NEW YORK (CNNMoney) -- California is enjoying an unexpected $2.5 billion spike in tax revenue, which could help the state close its massive budget shortfall.
But the Golden State is not out of the deficit woods yet. Governor Jerry Brown is expected to unveil a new budget plan on May 16, based on updated projections for revenue and spending, that could contain draconian cuts.
The revenue surge mainly stems from an increase in personal income taxes, which are running $2.3 billion higher than projected for the first 10 months of the fiscal year, the Legislative Analyst's Office reported this week.
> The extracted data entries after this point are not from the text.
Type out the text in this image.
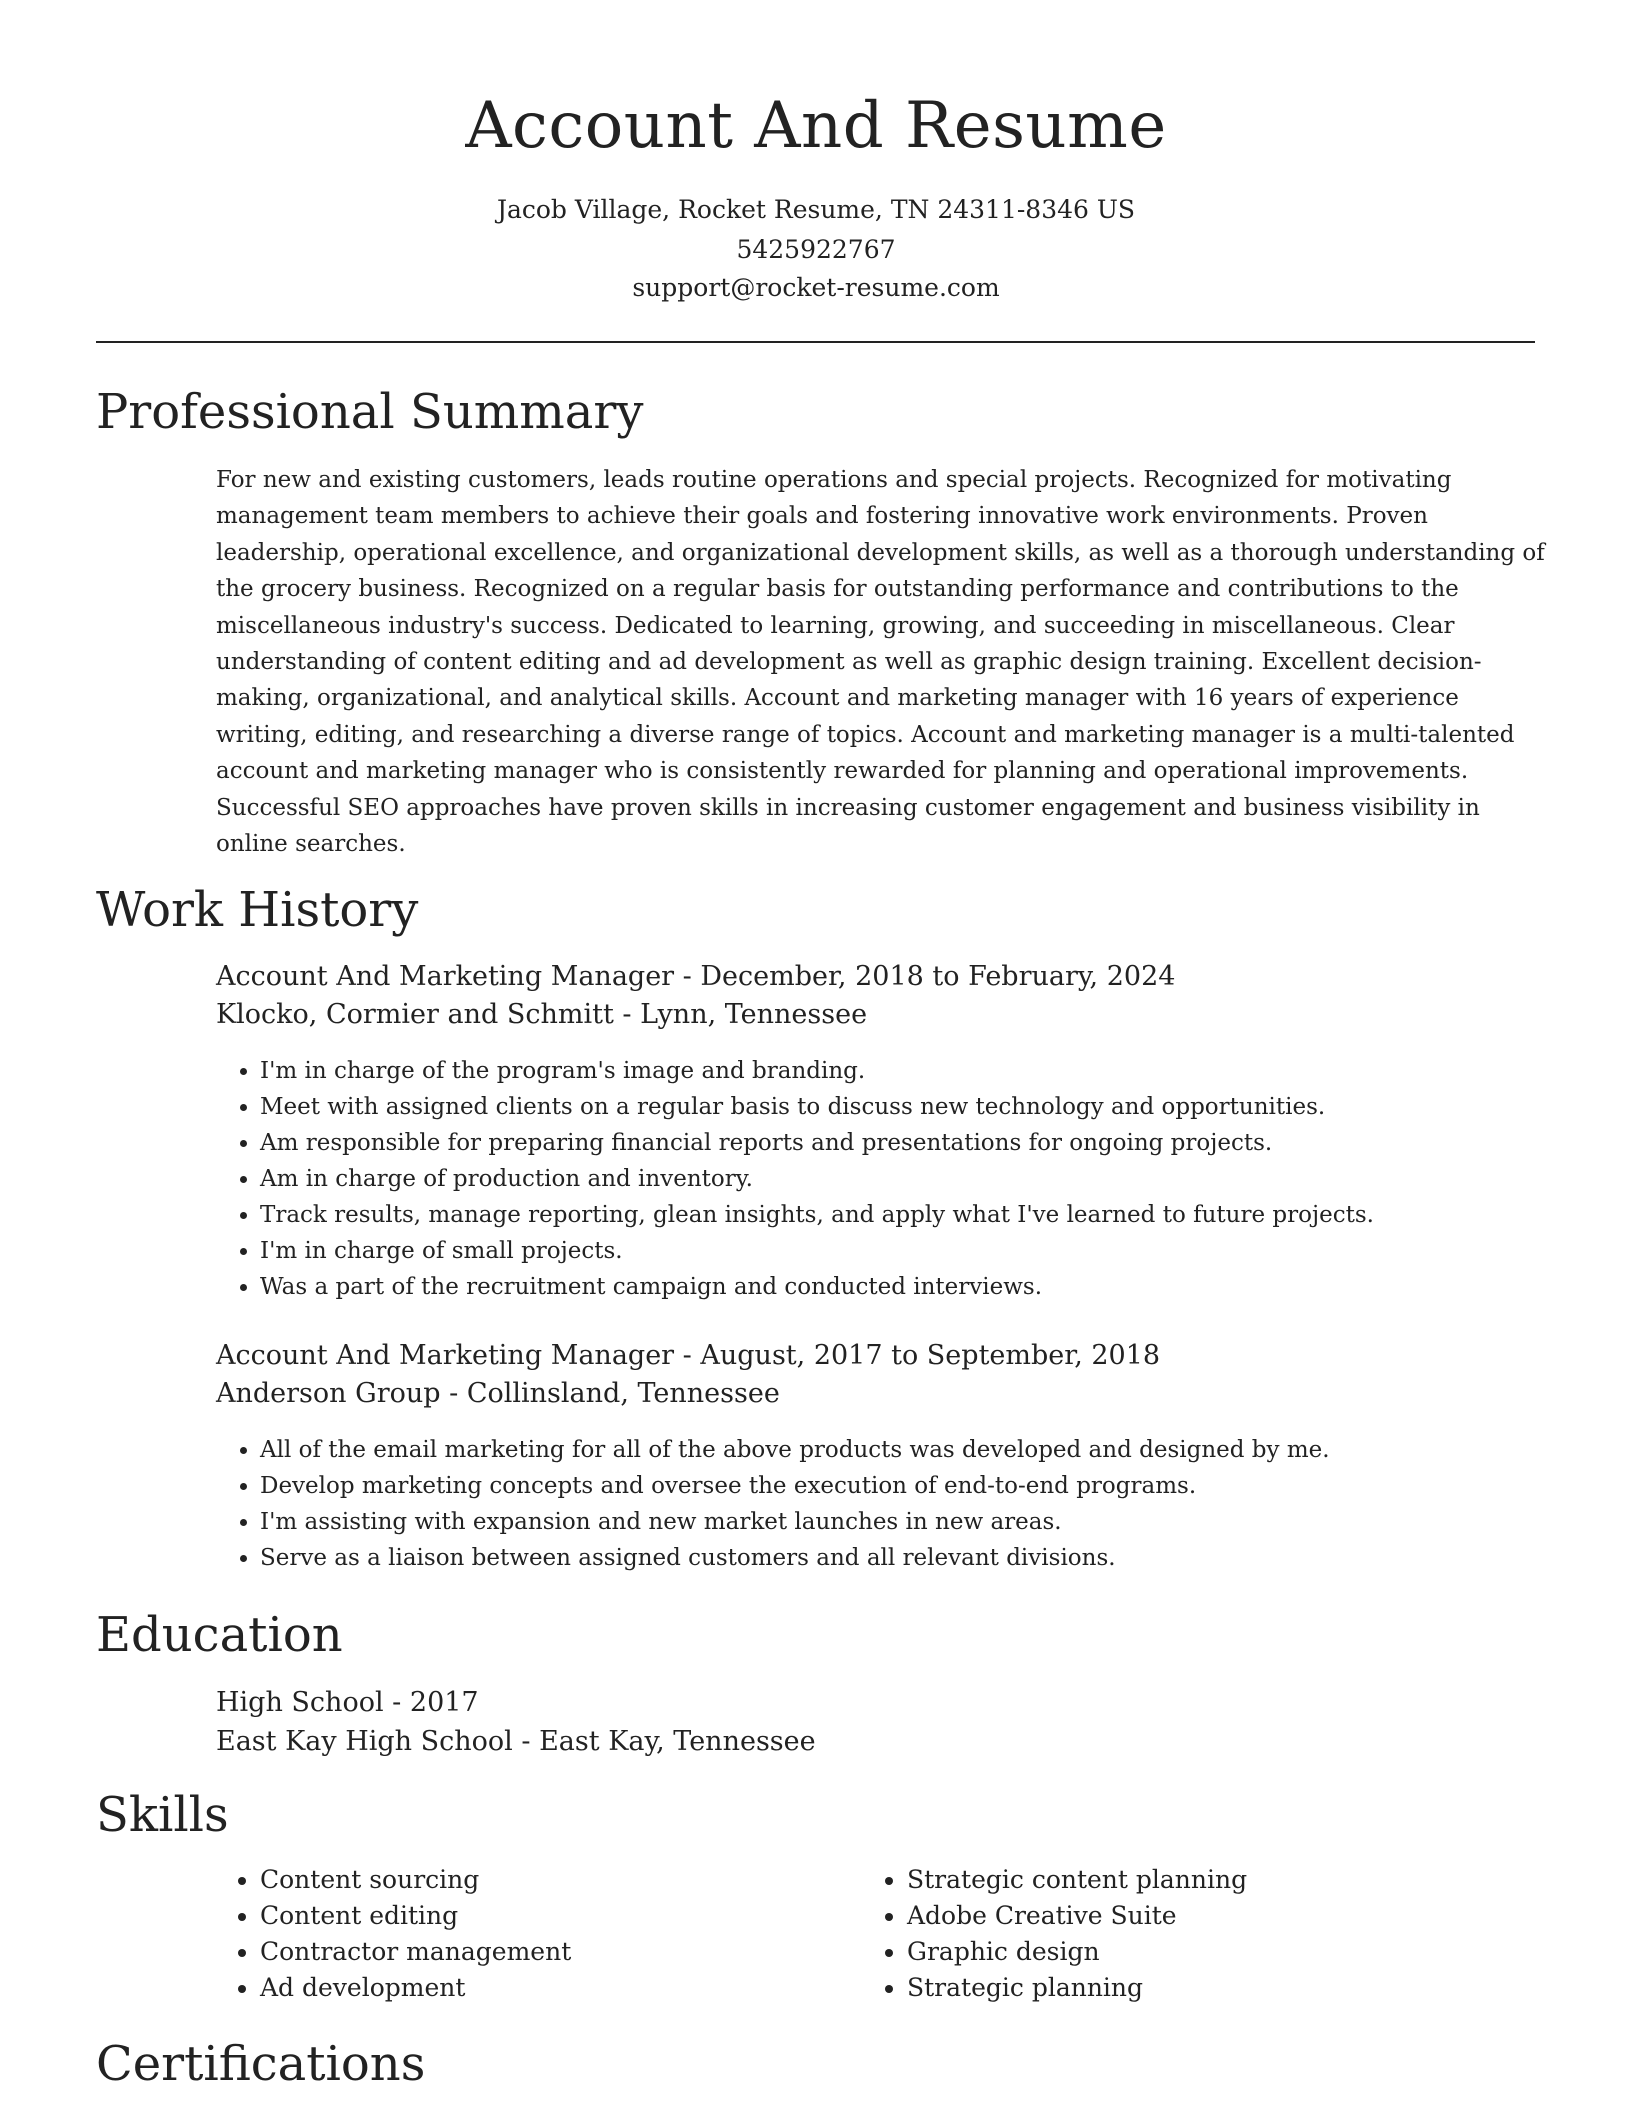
Account And Resume
Jacob Village, Rocket Resume, TN 24311-8346 US
5425922767
support@rocket-resume.com
Professional Summary

For new and existing customers, leads routine operations and special projects. Recognized for motivating management team members to achieve their goals and fostering innovative work environments. Proven leadership, operational excellence, and organizational development skills, as well as a thorough understanding of the grocery business. Recognized on a regular basis for outstanding performance and contributions to the miscellaneous industry's success. Dedicated to learning, growing, and succeeding in miscellaneous. Clear understanding of content editing and ad development as well as graphic design training. Excellent decision-making, organizational, and analytical skills. Account and marketing manager with 16 years of experience writing, editing, and researching a diverse range of topics. Account and marketing manager is a multi-talented account and marketing manager who is consistently rewarded for planning and operational improvements. Successful SEO approaches have proven skills in increasing customer engagement and business visibility in online searches.

Work History
Account And Marketing Manager - December, 2018 to February, 2024
Klocko, Cormier and Schmitt - Lynn, Tennessee
• I'm in charge of the program's image and branding.
• Meet with assigned clients on a regular basis to discuss new technology and opportunities.
• Am responsible for preparing financial reports and presentations for ongoing projects.
• Am in charge of production and inventory.
• Track results, manage reporting, glean insights, and apply what I've learned to future projects.
• I'm in charge of small projects.
• Was a part of the recruitment campaign and conducted interviews.
Account And Marketing Manager - August, 2017 to September, 2018
Anderson Group - Collinsland, Tennessee
• All of the email marketing for all of the above products was developed and designed by me.
• Develop marketing concepts and oversee the execution of end-to-end programs.
• I'm assisting with expansion and new market launches in new areas.
• Serve as a liaison between assigned customers and all relevant divisions.
Education
High School - 2017
East Kay High School - East Kay, Tennessee
Skills
• Content sourcing
• Content editing
• Contractor management
• Ad development
• Strategic content planning
• Adobe Creative Suite
• Graphic design
• Strategic planning
Certifications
The other two major tax categories are not feeling quite as flush. Sales tax income is running $225 million above forecast, but because of timing issues, the office considers collections as being close to forecast.
Corporate income taxes, meanwhile, are running $654 million below projections.
After years of dismal tax revenues, states are currently benefiting from a bump in collections, thanks to the rebounding economy and stock market. State tax revenue rose by 7.8% in the fourth quarter of 2010 from the same period a year earlier, according to the Rockefeller Institute of Government.
California, however, has had to contend with a $26 billion shortfall for the remainder of fiscal 2011, which ends June 30, and the following year.
Lawmakers in March approved measures -- including major spending cuts -- to close about $14 billion of the deficit, but are divided over how to address the remaining gap. Brown, a Democrat, wants residents to vote on extending higher sales and personal income tax rates. But Republican lawmakers have refused to give him the votes needed to put the issue on the ballot.
While the increased tax revenues is certainly good news, experts cautioned that tough decisions still lay ahead.
"It only represents a down payment on the big budget problems facing the state," said director of fiscal studies for The Rockefeller Institute.
California might still have to make major cuts to education and other government services to eliminate its shortfall. Higher tax receipts alone won't do the trick.
"Even if there is an increase [in revenues], it's not going to close all of the budget problems," said Jason Sisney, the legislative office's director of state finance.
Also, the jump in collections may not last, said H.D. Palmer, spokesman for the state Department of Finance. The state learned this the hard way a decade ago when the dot-com bubble, which kept California rolling in revenue, came to an end.